Despite Ghana’s rapid economic growth in the last decades, high inequalities persist, notably in rural areas. The agriculture and timber sectors, both of which compete for forest land use, employ 45 percent of the workforce but at less than half the national average wage rate. Recent expansions in these sectors, however, have encroached heavily on Ghana’s forest cover, with significant negative repercussions on communities whose sustenance, livelihoods, and habitation patterns remain closely intertwined with the forest ecosystems. In 2006, wildfires alone resulted in costs amounting to three percent of Ghana’s gross domestic product. According to the World Bank, the economic cost of deforestation before 2015 was USD400 million a year. Deforestation was also by far the largest driver of Ghana’s greenhouse gas emissions.
To respond to these challenges, Ghana has joined the Climate Investment Funds’ (CIF) Forest Investment Program (FIP) in 2014. As more countries face similar challenges in fighting commodity-driven deforestation, a new Climate Deliver Initiative case study has been conducted to understand what lessons can be learned from the Ghanaian experience.
The case study focuses on Ghana’s ‘Engaging Local Communities in REDD+/ Enhancing Carbon Stocks (ELCIR+)’ project, implemented by the African Development Bank (AfDB). ELCIR+ generated outstanding and lasting results by its conclusion in 2020. A total of 49,654 ha of forests and agroforests have been secured, and livelihoods improved for 15,226 rural beneficiaries. This was achieved by sharing benefits from timber harvests with local communities and buttressing household incomes while incentivizing reforestation, notably through shaded cocoa agroforestry systems.

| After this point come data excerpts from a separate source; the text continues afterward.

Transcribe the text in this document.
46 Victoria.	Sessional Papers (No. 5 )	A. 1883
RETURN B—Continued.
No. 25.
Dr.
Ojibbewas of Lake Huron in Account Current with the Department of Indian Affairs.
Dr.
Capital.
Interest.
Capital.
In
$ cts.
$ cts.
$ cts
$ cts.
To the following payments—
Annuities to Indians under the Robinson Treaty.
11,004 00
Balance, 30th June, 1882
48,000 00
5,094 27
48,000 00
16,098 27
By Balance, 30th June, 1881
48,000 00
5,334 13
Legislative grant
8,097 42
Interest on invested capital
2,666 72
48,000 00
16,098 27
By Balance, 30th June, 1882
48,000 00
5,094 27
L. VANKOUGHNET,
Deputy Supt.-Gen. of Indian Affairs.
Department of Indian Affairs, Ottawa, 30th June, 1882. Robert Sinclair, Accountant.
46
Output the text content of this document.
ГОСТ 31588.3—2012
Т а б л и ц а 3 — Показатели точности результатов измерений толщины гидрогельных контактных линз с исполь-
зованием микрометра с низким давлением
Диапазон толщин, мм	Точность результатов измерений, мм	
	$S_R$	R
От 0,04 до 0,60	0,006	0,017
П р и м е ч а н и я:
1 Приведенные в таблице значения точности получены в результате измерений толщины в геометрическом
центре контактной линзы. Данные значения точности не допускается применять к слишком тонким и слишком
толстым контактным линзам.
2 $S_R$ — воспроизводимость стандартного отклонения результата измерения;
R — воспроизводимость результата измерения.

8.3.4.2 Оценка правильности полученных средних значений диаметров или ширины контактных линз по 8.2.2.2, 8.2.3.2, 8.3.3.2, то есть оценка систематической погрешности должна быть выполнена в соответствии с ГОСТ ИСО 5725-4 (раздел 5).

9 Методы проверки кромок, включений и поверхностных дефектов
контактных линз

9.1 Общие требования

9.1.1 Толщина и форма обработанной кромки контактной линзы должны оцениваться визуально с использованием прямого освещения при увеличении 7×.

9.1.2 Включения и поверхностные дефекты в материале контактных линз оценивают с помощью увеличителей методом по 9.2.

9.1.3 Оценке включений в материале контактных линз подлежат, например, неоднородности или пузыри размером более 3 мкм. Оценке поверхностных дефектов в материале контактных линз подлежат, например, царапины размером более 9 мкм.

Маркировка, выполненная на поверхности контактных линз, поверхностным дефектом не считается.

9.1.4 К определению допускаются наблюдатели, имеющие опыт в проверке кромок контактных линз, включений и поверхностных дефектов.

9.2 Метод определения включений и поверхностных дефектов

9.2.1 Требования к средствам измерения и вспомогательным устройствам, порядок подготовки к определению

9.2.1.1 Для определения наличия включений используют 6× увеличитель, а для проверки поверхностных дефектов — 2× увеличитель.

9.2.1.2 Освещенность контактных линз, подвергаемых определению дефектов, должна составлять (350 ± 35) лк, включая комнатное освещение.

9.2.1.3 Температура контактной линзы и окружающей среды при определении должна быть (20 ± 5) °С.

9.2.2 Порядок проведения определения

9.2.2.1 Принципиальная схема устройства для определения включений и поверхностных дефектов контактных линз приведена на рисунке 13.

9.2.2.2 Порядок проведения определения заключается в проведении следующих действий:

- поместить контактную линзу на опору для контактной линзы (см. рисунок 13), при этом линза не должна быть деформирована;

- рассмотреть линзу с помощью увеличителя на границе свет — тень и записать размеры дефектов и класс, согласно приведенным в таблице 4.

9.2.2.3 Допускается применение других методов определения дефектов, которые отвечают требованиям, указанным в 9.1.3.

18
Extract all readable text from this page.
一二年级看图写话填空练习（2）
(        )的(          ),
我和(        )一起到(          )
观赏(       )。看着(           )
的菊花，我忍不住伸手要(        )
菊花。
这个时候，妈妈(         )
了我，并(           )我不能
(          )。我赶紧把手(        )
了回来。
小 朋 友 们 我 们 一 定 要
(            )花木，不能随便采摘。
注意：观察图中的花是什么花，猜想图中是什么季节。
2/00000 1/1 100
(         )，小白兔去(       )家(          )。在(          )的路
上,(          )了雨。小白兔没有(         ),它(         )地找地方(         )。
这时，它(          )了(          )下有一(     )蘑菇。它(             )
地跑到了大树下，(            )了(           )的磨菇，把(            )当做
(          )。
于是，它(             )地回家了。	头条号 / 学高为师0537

A distinctive feature of ELCIR+ is its focus on a multistakeholder, collaborative approach that transformed cocoa farmers into active agents of forest cover addition and Ghana’s forest agencies into agents enhancing rural incomes. “Wildfire in cocoa farms in Brong Ahafo is now reduced. Wildfires used to raze cocoa, and therefore, cocoa cultivation had been reduced in many of the areas. We now see cocoa return to Brong Ahafo. The trees in farming systems are all coming back,” said Forestry Commission Plantation Department Manager Valerie Fumey.
But the project had to overcome four main challenges. First, the pre-project preparation grant component lost early support, resulting in insufficient early-stage analytics that were crucial for such an ambitious and multisectoral approach. The team overcame this by building flexibility, testing, and analytics into the implementation phase. Second, competing interests and evolving incentive structures displaced initial beneficiary targeting approaches. The case study details how the project embraced flexibility, innovation, and bold, beneficiary-centered redesigns to still reach the right communities for maximum impact. Another challenge encountered had to do with risk and reward perceptions, with a reluctance in uptake due to the perceived costs of tree integration onto shaded cocoa farms. Technology, benefit sharing protocols, and thorough farming extension activities were effective in allaying reservations, with solutions to guarantee tree rights and stepwise implementation. Finally, the case study details the conventional but context-incongruent procedures for realignment, procurement, and financial management that were addressed through receptive action and procedural overhauls.
By and large, this project proves that ambitious multimodal interventions are worth the effort. With delivery at both the policy and practice levels, ELCIR+ proved effective in accommodating the full gamut of variables across the forest-human nexus, thereby initiating a system-wide paradigm shift that far outweighed the early complexities in design and management.
ELCIR+ is also a good example of how CIF grants allowed for the establishment of a multistakeholder, collaborative approach that will outlive the program. Coaction, aligning multifaceted and competing climate, economic, and environmental objectives, was feasible because all constituent parties had voice and agency in design and decision-making. The cohesiveness and dynamism engendered by the all-party steering community was a hallmark of the project’s success.
Most importantly, the program team focused on understanding beneficiaries, unlocking program success and sustainability. Beneficiary-centricity, including clear identification of opportunity costs and their drivers, supported by continuous feedback from end-recipients, was a crucial determinant of relevance and long-term sustainability, underscoring the case for early-stage validation via piloting, surveying, and thresholds setting.
This analysis is part of CIF’s Climate Delivery Initiative (CDI) series aimed at overcoming the operational barriers inherent to climate finance projects by building an evidence base to identify, record, workshop, and respond to delivery challenges. This informs and improves future CIF financing, and contributes to our mandate as a learning laboratory for climate finance.
The CIF-FIP funded ELCIR+ project sought to establish a sustainable human-forest symbiosis in Ghana, with measures to increase household earnings while shifting rural income generation away from dependencies on unsustainable forest-extraction, and buttressing procedures for regenerative timber harvesting, equitable timber benefit sharing, and yield-increasing agroforestry systems. This case study examines the challenges encountered, and significant wins made, in delivering this via a collaborative and ambitious all-stakeholder, multi-modal approach.